Jika ditelisik dari usul fikih, terdapat pembahasan mengenai 5 jenis hukum mengenai perbuatan maanusia seperti, wajib, sunnah (mandub), makruh, haram dan mubah. Nah, dalam pembahasan bab wajib terdapat beberapa jenis yang salah satunya ialah mengenai pelaksanaan kewajiban, baik bersifat ‘ain (pribadi) maupun kifayah (komunal).
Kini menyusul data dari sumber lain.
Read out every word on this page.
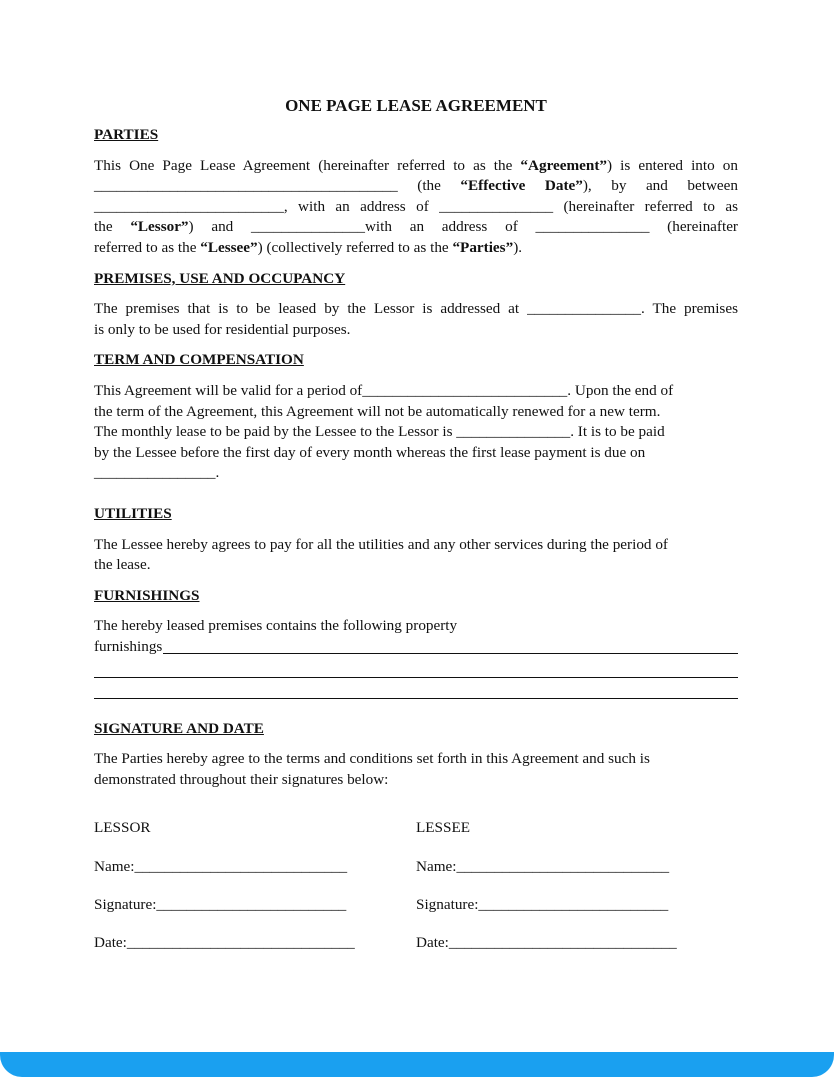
ONE PAGE LEASE AGREEMENT
PARTIES
This One Page Lease Agreement (hereinafter referred to as the “Agreement”) is entered into on
________________________________________ (the “Effective Date”), by and between
_________________________, with an address of _______________ (hereinafter referred to as
the “Lessor”) and _______________with an address of _______________ (hereinafter
referred to as the “Lessee”) (collectively referred to as the “Parties”).
PREMISES, USE AND OCCUPANCY
The premises that is to be leased by the Lessor is addressed at _______________. The premises
is only to be used for residential purposes.
TERM AND COMPENSATION
This Agreement will be valid for a period of___________________________. Upon the end of
the term of the Agreement, this Agreement will not be automatically renewed for a new term.
The monthly lease to be paid by the Lessee to the Lessor is _______________. It is to be paid
by the Lessee before the first day of every month whereas the first lease payment is due on
________________.
UTILITIES
The Lessee hereby agrees to pay for all the utilities and any other services during the period of
the lease.
FURNISHINGS
The hereby leased premises contains the following property
furnishings
SIGNATURE AND DATE
The Parties hereby agree to the terms and conditions set forth in this Agreement and such is
demonstrated throughout their signatures below:
LESSOR
Name:____________________________
Signature:_________________________
Date:______________________________
LESSEE
Name:____________________________
Signature:_________________________
Date:______________________________
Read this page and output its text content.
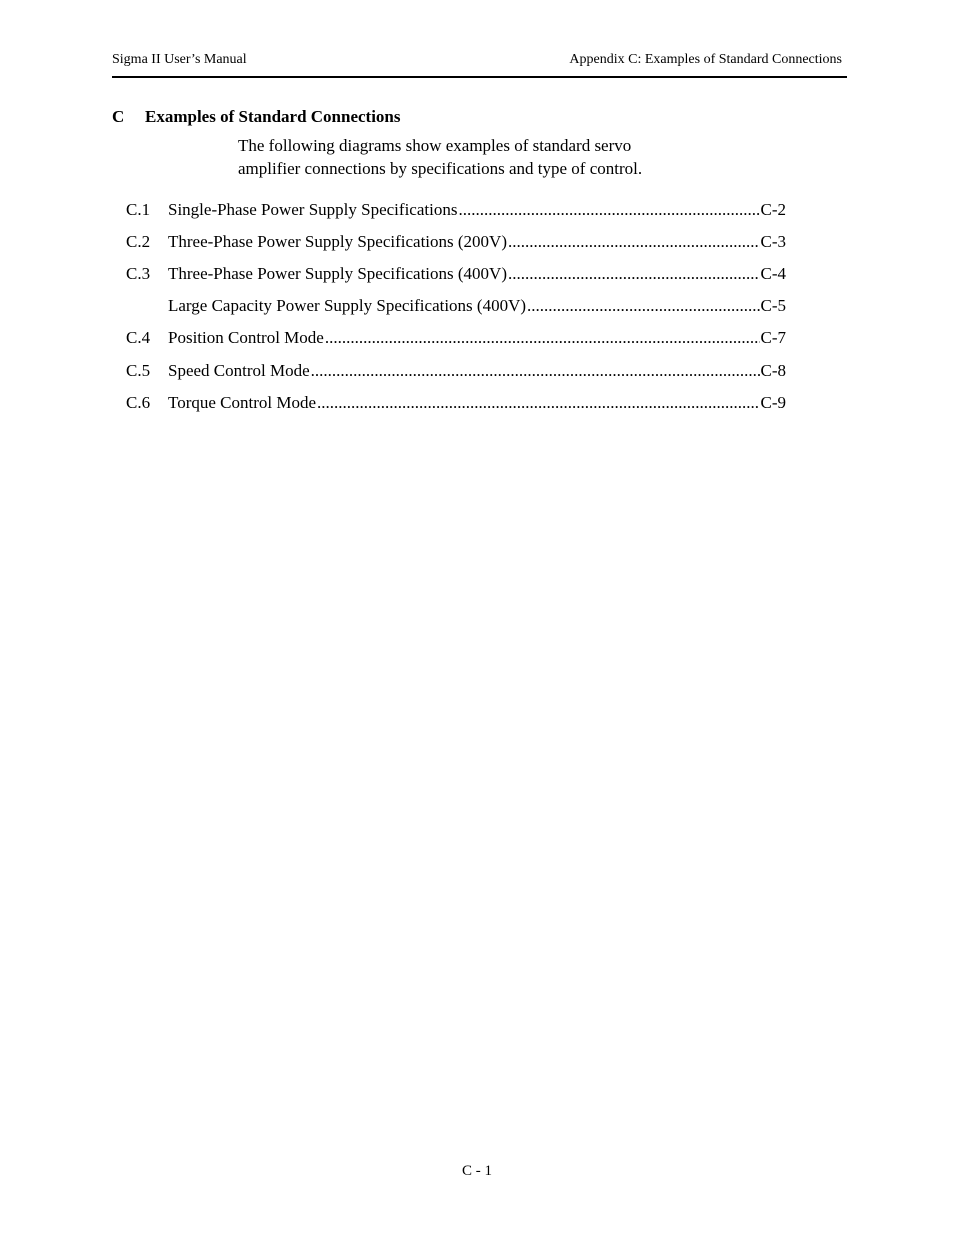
Sigma II User’s Manual	Appendix C: Examples of Standard Connections
C Examples of Standard Connections
The following diagrams show examples of standard servo
amplifier connections by specifications and type of control.
C.1	Single-Phase Power Supply Specifications .....	C-2
C.2	Three-Phase Power Supply Specifications (200V) .....	C-3
C.3	Three-Phase Power Supply Specifications (400V) .....	C-4
Large Capacity Power Supply Specifications (400V) .....	C-5
C.4	Position Control Mode .....	C-7
C.5	Speed Control Mode .....	C-8
C.6	Torque Control Mode .....	C-9
C - 1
Melalui bab tersebut, saya akan berusaha menjelaskannya lebih lanjut dan menarik benang merahnya untuk menjawab pertanyaan yang tertera pada prolog.
Dalam buku “Maharah Ushûliyah” karya Dr. Sa’duddin Mus’id Hilaly, pembahasan pelaksanaan (mukhôtob) kewajiban memiliki dua jenis, wajib ‘ain dan wajib kifayah. Wajib ‘ain adalah sesuatu yang diminta oleh Pemilik Syariat (Allah) untuk dikerjakan bagi setiap individu tanpa terkecuali. Jika tidak mengerjakannya tanpa alasan syar’i, maka seseorang akan dikenakan “ganjaran dosa” seperti dalam hukum shalat lima waktu, puasa Ramadlan dan lain-lain. Kalau saya perhatikan, sifat dari jenis wajib tersebut ialah individual yang tanggung jawabnya berada pada tangan masing-masing mukallaf, tanpa boleh diwakilkan. Hal tersebut secara otomatis mengharuskan mukallaf untuk mempelajari juga wajib ‘ain secara menyeluruh, mulai dari sebab, syarat dan rukunnya.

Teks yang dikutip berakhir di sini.